Use of “donor” egg and sperm. Third-party reproduction denies children a relationship with one or both parents, to whom they have a natural right. Donor children struggle disproportionately with depression, delinquency, and substance abuse. Eighty percent of children conceived via sperm donation would like to know the identity of their donor. For some, finding their donor becomes a lifelong pursuit.

None of these practices treat what Shapiro called “God’s most precious creation” with the dignity and protection that they deserve. Indeed, surrogacy doesn’t treat children as God’s creation at all, but rather the screened, customized, sex-preferred, designer creation of the commissioning parents.

The ‘Best Case Scenario’ Is Still Bad for Babies

When Shapiro remarked that surrogacy can be “useful and wonderful,” he may have pictured a married couple using their own egg and sperm, who don’t create surplus embryos, refuse to “selectively reduce,” and reject eugenic child-selection.
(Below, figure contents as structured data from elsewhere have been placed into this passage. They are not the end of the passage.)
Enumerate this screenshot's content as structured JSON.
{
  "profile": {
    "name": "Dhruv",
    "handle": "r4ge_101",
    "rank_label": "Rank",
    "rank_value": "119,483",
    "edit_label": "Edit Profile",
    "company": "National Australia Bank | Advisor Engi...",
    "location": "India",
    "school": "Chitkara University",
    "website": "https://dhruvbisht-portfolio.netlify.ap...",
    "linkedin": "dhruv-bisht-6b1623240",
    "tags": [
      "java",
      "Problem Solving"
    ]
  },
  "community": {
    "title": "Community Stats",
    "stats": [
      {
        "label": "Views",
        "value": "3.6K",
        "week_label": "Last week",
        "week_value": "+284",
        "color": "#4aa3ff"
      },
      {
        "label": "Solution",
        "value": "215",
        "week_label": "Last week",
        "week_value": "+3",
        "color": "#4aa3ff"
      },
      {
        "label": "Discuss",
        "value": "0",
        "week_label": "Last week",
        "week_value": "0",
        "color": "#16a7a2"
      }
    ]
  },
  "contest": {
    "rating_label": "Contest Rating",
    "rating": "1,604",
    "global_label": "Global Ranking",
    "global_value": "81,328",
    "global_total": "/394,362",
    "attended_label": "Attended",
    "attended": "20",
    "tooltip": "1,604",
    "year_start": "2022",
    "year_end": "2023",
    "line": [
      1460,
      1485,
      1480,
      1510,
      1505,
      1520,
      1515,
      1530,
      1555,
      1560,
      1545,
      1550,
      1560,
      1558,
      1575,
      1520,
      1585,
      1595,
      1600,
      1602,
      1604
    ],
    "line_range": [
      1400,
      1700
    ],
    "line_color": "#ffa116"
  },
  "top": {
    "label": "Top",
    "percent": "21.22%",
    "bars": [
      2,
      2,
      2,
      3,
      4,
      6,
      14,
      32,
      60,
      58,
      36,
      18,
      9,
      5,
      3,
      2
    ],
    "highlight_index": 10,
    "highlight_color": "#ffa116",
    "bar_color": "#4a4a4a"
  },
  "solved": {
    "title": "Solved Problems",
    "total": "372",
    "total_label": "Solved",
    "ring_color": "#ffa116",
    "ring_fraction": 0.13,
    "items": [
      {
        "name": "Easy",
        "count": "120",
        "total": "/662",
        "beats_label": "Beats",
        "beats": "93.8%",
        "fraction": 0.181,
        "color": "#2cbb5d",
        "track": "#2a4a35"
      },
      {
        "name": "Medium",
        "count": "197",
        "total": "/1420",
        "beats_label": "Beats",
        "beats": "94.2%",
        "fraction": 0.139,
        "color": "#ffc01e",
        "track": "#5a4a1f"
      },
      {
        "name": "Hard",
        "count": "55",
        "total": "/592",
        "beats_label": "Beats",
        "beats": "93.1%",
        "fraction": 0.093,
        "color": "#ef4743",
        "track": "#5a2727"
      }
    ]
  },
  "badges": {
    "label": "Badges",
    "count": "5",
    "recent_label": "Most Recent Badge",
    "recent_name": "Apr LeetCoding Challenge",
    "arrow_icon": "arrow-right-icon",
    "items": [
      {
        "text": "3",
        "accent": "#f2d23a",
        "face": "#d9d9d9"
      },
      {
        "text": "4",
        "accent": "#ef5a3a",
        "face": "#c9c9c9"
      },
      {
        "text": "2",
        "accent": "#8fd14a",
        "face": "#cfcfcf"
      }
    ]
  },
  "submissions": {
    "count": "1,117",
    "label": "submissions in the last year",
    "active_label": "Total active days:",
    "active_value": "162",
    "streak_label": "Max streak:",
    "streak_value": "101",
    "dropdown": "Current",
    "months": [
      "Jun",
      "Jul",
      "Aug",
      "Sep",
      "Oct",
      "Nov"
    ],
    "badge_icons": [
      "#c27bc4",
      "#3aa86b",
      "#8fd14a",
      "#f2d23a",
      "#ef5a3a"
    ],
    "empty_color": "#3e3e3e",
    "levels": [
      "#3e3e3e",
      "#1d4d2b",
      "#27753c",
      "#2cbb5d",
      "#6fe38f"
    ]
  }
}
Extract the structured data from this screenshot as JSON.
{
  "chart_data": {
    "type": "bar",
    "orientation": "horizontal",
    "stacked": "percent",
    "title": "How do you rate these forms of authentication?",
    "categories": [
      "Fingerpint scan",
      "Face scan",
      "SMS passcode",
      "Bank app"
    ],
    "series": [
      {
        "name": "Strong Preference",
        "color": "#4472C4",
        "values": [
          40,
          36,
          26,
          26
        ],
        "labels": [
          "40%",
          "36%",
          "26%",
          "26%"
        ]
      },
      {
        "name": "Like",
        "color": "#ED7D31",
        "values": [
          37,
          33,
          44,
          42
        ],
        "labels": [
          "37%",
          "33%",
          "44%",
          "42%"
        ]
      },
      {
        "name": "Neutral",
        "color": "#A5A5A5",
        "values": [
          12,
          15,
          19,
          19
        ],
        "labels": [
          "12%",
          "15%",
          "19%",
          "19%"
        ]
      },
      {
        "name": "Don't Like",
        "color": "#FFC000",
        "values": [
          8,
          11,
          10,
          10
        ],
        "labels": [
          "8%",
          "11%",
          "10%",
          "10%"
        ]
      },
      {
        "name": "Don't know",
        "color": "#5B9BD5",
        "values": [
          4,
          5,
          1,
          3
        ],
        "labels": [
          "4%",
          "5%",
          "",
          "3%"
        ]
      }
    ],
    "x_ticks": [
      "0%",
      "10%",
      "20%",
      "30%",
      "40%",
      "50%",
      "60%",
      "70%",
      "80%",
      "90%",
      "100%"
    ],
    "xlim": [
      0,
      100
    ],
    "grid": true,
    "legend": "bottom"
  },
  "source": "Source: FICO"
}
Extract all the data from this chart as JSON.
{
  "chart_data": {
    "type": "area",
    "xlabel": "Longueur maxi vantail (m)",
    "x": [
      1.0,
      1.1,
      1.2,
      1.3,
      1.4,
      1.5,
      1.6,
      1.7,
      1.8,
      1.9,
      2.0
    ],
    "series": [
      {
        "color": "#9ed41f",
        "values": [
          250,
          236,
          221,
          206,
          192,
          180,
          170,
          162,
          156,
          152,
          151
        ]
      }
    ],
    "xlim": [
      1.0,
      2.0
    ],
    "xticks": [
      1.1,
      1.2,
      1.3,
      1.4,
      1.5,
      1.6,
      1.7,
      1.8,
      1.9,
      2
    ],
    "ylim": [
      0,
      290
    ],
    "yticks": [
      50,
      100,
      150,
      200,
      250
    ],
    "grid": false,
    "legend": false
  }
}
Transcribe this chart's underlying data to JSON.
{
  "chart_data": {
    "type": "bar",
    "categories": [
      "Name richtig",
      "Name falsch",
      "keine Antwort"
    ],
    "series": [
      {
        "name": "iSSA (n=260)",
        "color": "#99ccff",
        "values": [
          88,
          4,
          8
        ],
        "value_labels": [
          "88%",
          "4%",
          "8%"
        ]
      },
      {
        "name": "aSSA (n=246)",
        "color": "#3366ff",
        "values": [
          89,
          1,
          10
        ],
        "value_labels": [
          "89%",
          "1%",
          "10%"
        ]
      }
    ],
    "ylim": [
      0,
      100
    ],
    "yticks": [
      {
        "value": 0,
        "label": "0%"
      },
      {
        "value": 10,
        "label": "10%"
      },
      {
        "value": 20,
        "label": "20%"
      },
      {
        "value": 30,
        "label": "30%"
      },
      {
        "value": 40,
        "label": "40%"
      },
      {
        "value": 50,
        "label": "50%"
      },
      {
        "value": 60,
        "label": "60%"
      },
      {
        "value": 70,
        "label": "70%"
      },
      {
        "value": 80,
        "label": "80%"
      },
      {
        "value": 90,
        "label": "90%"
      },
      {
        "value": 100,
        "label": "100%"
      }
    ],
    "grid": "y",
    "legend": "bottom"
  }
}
This is an extremely rare scenario due to the high cost. Yet even in those “ideal” scenarios, surrogacy inflicts trauma on the child. Why? Because at the moment of birth, the child loses a relationship with the only parent he or she has ever known.

At the march, Shapiro showed baby pictures of his two children. I don’t know them, but I do know that the moment they were born, the only person they wanted was Shapiro’s wife. That’s because for nine months they knew only her body, her smell, her voice, and her rhythms. Upon birth, they were likely placed immediately on her chest, not because Shapiro’s wife was trying to establish a bond with her babies, but because she had an existing bond with them.

Even if a surrogate baby is genetically related to his two “intended parents,” on the day he’s born they are just two strangers among 7 billion others. Losing one’s birth mother inflicts trauma on a child, something adoption professionals refer to as a “primal wound.” Such wounds can manifest as depression, abandonment and loss issues, and emotional problems throughout an adoptee’s life. Sometimes due to difficult circumstances, a child is adopted at birth.  But to intentionally inflict that deep, lasting psychological distress upon a child, regardless of how much the adults want a baby, is immoral.

Babies Aren’t Commodities

Abortion and surrogacy are two sides of the same coin, one that views children as commodities, items that exist for adult fulfillment. Abortion says, “I can force a child out of existence, even if it violates their right to life.” Third-party reproduction and surrogacy says, “I can force a child into existence, even if it violates their right to their mother and father.”

The abortion debate has taught us that children have rights that need to be respected and protected even if they are unwanted. The surrogacy debate tell us that children have rights that need to be respected and protected even if they are greatly wanted.

As Shapiro argued at the March for Life, tragic circumstances cannot define our positions about children’s rights. No right-to-lifer would accept the argument that just because some children die in utero via miscarriage, we can intentionally deny other unborn babies their right to life.

Similarly, just because some children lose one or both parents during childhood, that doesn’t justify intentionally denying children a relationship with their mother or father at conception. Just because some children are relinquished by their birth mother due to tragedy doesn’t justify intentionally severing the mother-child bond upon birth. Children have a right to life, and a right to their mother and father. Third-party reproduction and surrogacy deliberately violate those rights.

I understand that surrogacy can be confusing for pro-lifers. After all, we love babies, so any practice that produces babies must be good, right? But once we filter our opinions through the lens of children’s rights, the pro-life response to surrogacy is crystal clear. Surrogacy belongs firmly in Ben Shapiro’s “Things I Hate” column.